Hotz hatte 1897 in den USA einen Doktortitel als Dr. of med. & surg. erworben und rang in Deutschland immer wieder um seine Anerkennung als Arzt. Nach anfänglichem Zuspruch und Erfolg gründete Hotz eine Genossenschaft, die bereits 1912 aufgrund von Zahlungsschwierigkeiten liquidiert wurde. Im Ersten Weltkrieg wurde er mit 44 Jahren in Rudolstadt zum Militärdienst eingezogen, jedoch nicht an die Front versetzt. Seine Abwesenheit in Finkenmühle setzte dem Sanatorium so zu, dass er sich 1919 entschloss, es zu verkaufen. Hotz zog mit seinem Verlag nach Rudolstadt, wo er sich verstärkt völkischen Themen widmete. Daneben meldete er ein Gewerbe als Arzt der Naturheilkunde und eine Verlagsbuchhandlung an. 1921 verkaufte er seinen Verlag »Gesundes Leben« und den 1920 erworbenen »Melchior Kupferschmid Verlag« an den Verleger Karl Dietz, der beide Verlage neben dem »Greifenverlag« weiterführte. Jens Henkel widmet Karl Dietz aus diesem Grund einen wichtigen Exkurs in seinem Buch.
Hotz und Dietz vermischten sozialkritisch-jugendbewegte Themen mit völkisch-antisemitischen und bereiteten neben vielen anderen lange vor 1933 wenigstens zu einem Teil den Weg für die nationalsozialistische Ideologie, wenngleich beide nach 1933 mit dieser in Konflikt gerieten. Dietz verwickelte sich vor 1933 aufgrund der von ihm verlegten Sexualaufklärungsschriften Max Hodanns in mehrere Prozesse, ebenso stand er aufgrund der Publikation »kommunistischer Zersetzungsschriften« in der Kritik. Insbesondere nach 1933, als er das »wissenschaftliche« Pendeln propagierte, wurde er als Scharlatan gebrandmarkt und seine verlegerische Existenz infrage gestellt. Wenig half da, dass er sich wiederholt bei den Nationalsozialisten andiente.

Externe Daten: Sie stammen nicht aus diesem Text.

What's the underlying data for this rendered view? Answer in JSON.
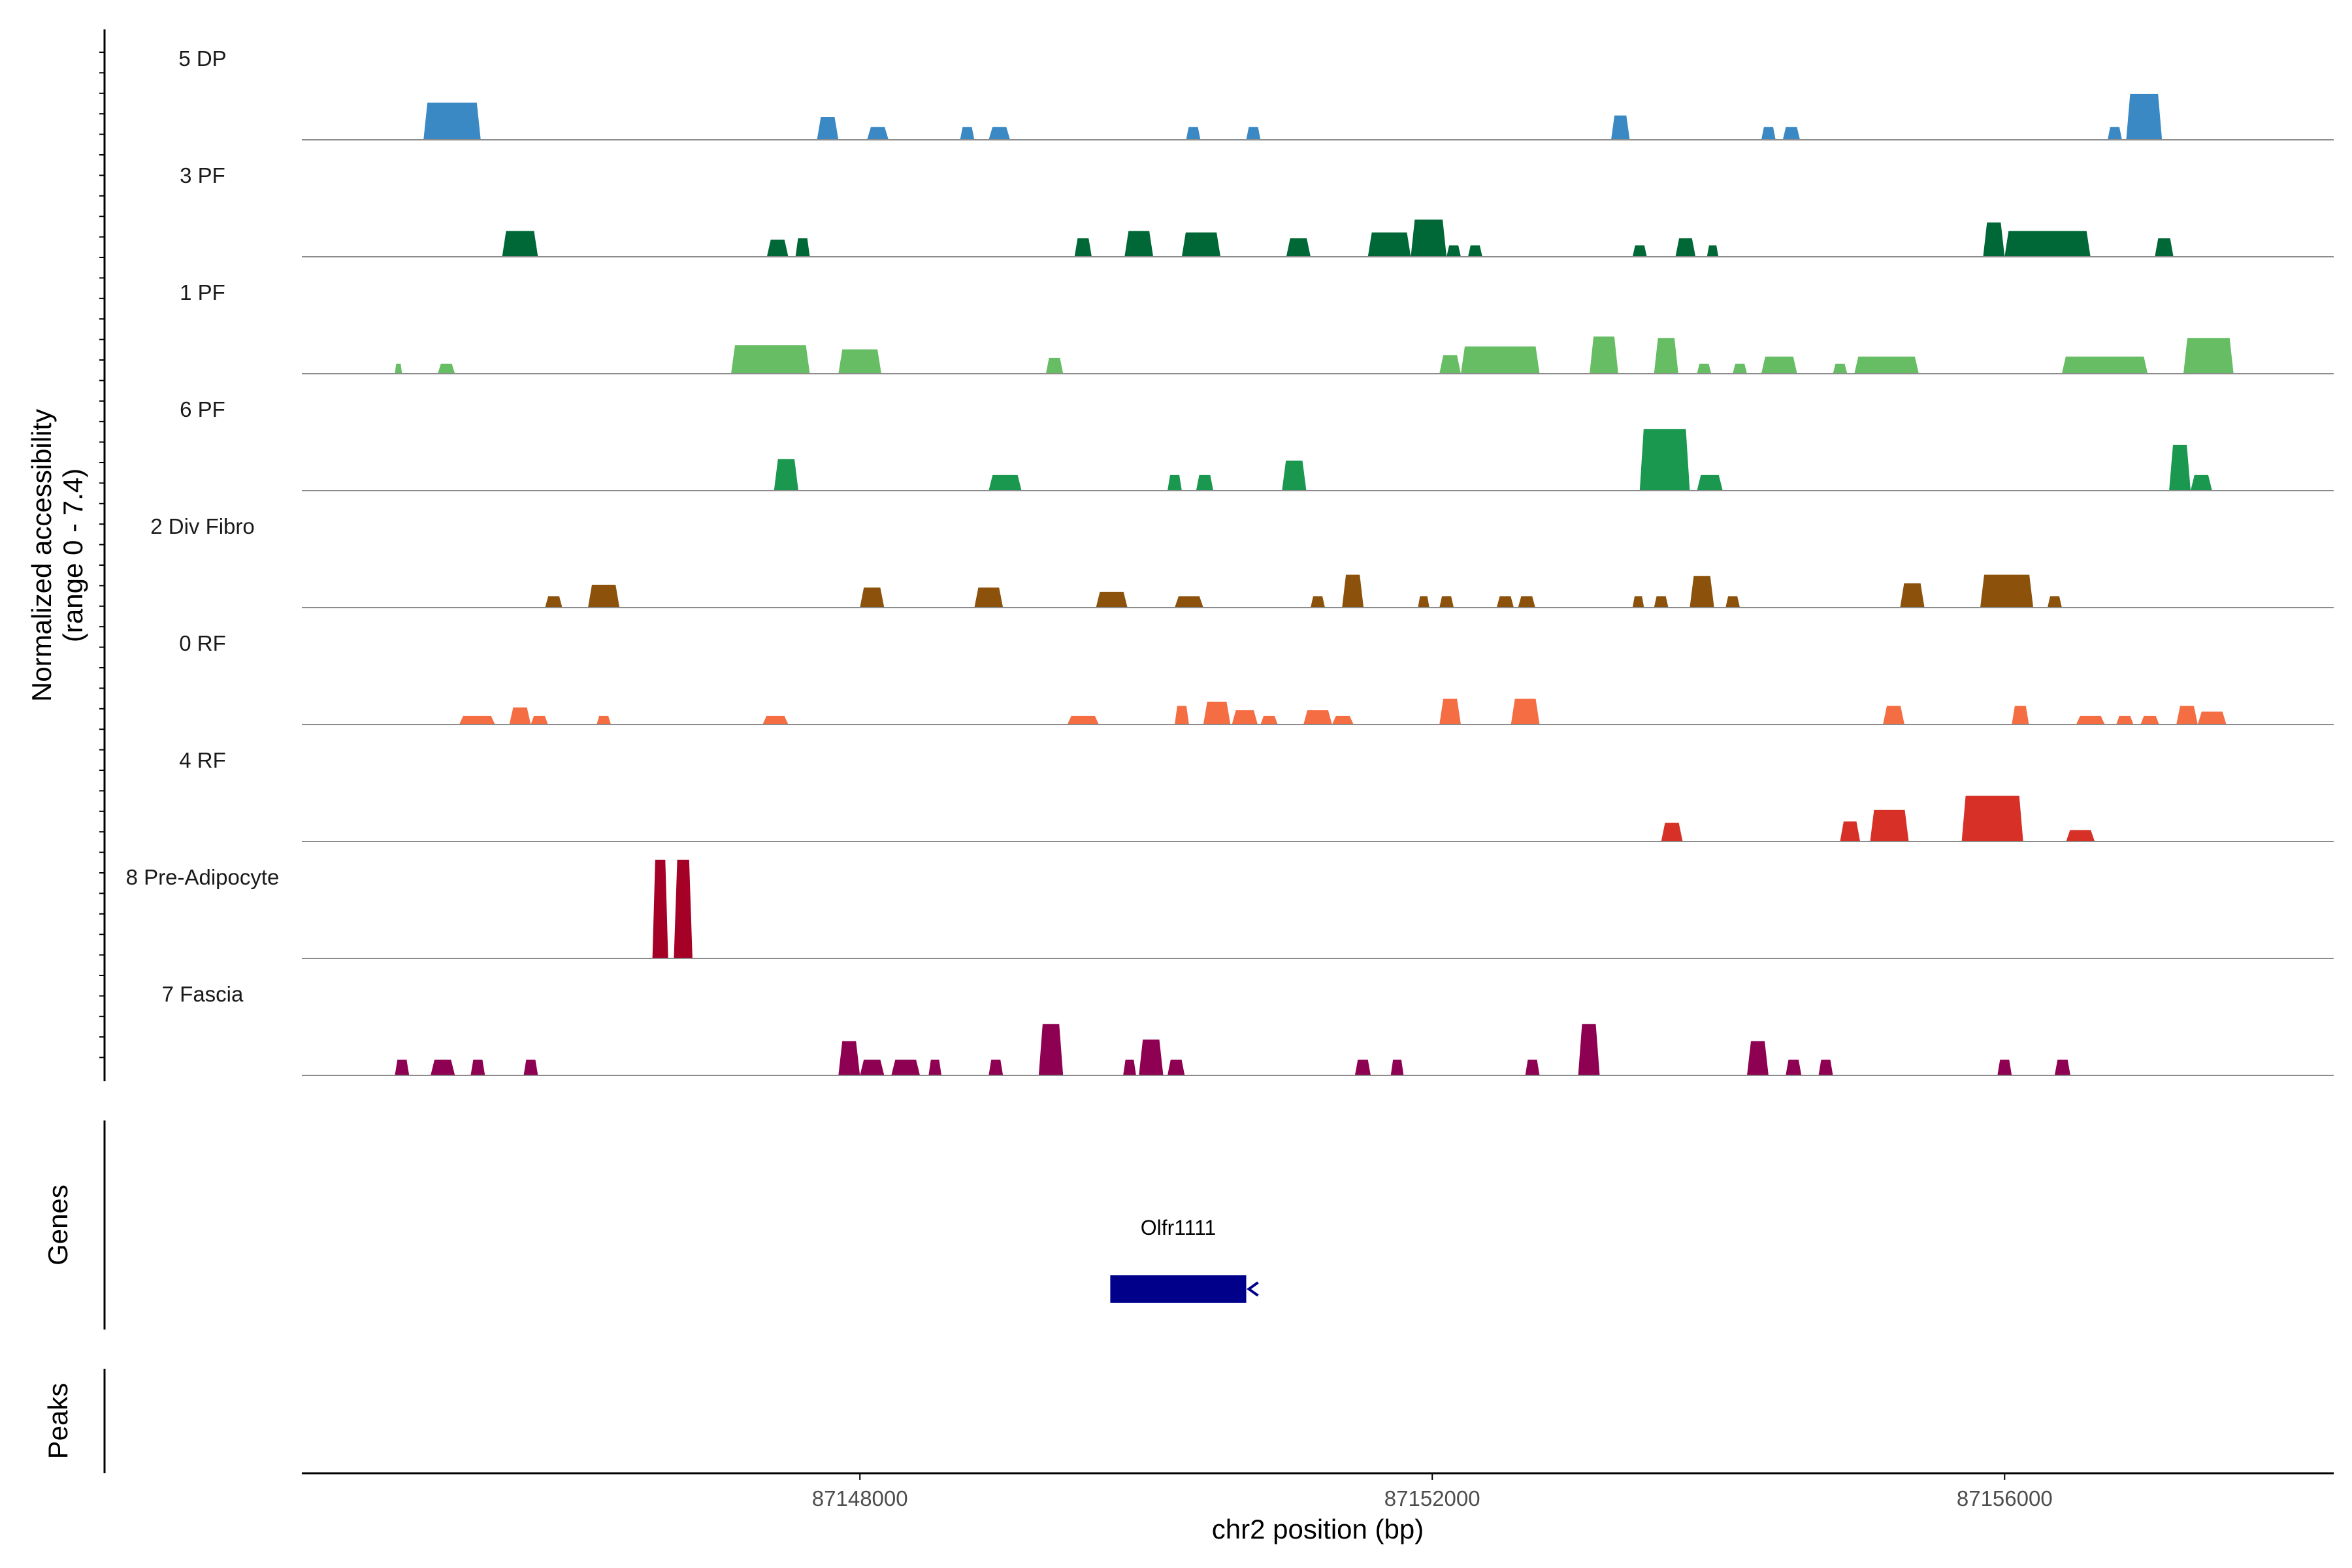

Nach dem Verkauf seiner Verlage gründete Hotz 1922 erneut einen Verlag, in dem er reformmedizinische Schriften verlegte. Vor allem setzte er auf Naturheilpräparate wie »Sanolax«, »Ni-No-Fluid«, »Nervosana« und andere mehr, mit deren Verkauf er sich mehr schlecht als recht über Wasser hielt. Die Geschichte der Firma »Dr. W. Hotz & Co«, die ab 1937 zwangsweise in »Dr. of med. & surg. W. Hotz & Co. Rudolstadt« umbenannt werden musste, liest sich ebenso abenteuerlich wie unterhaltsam. Die Firma, von der Hotz eine Zweigfirma in seiner Geburtsstadt Wertheim gründete, ging später in anderen Firmen auf. Einige seiner Präparate überdauerten bis heute. Bei Erkältungssymptomen seien allen vorsichtigen Lesern Dr. Hotz Hustenstiller-Tabletten, allen wagemutigen Dr. Hotz Schneckensirup empfohlen, den die Cheplapharm Arzneimittel GmbH mit Sitz in Greifswald vertreibt.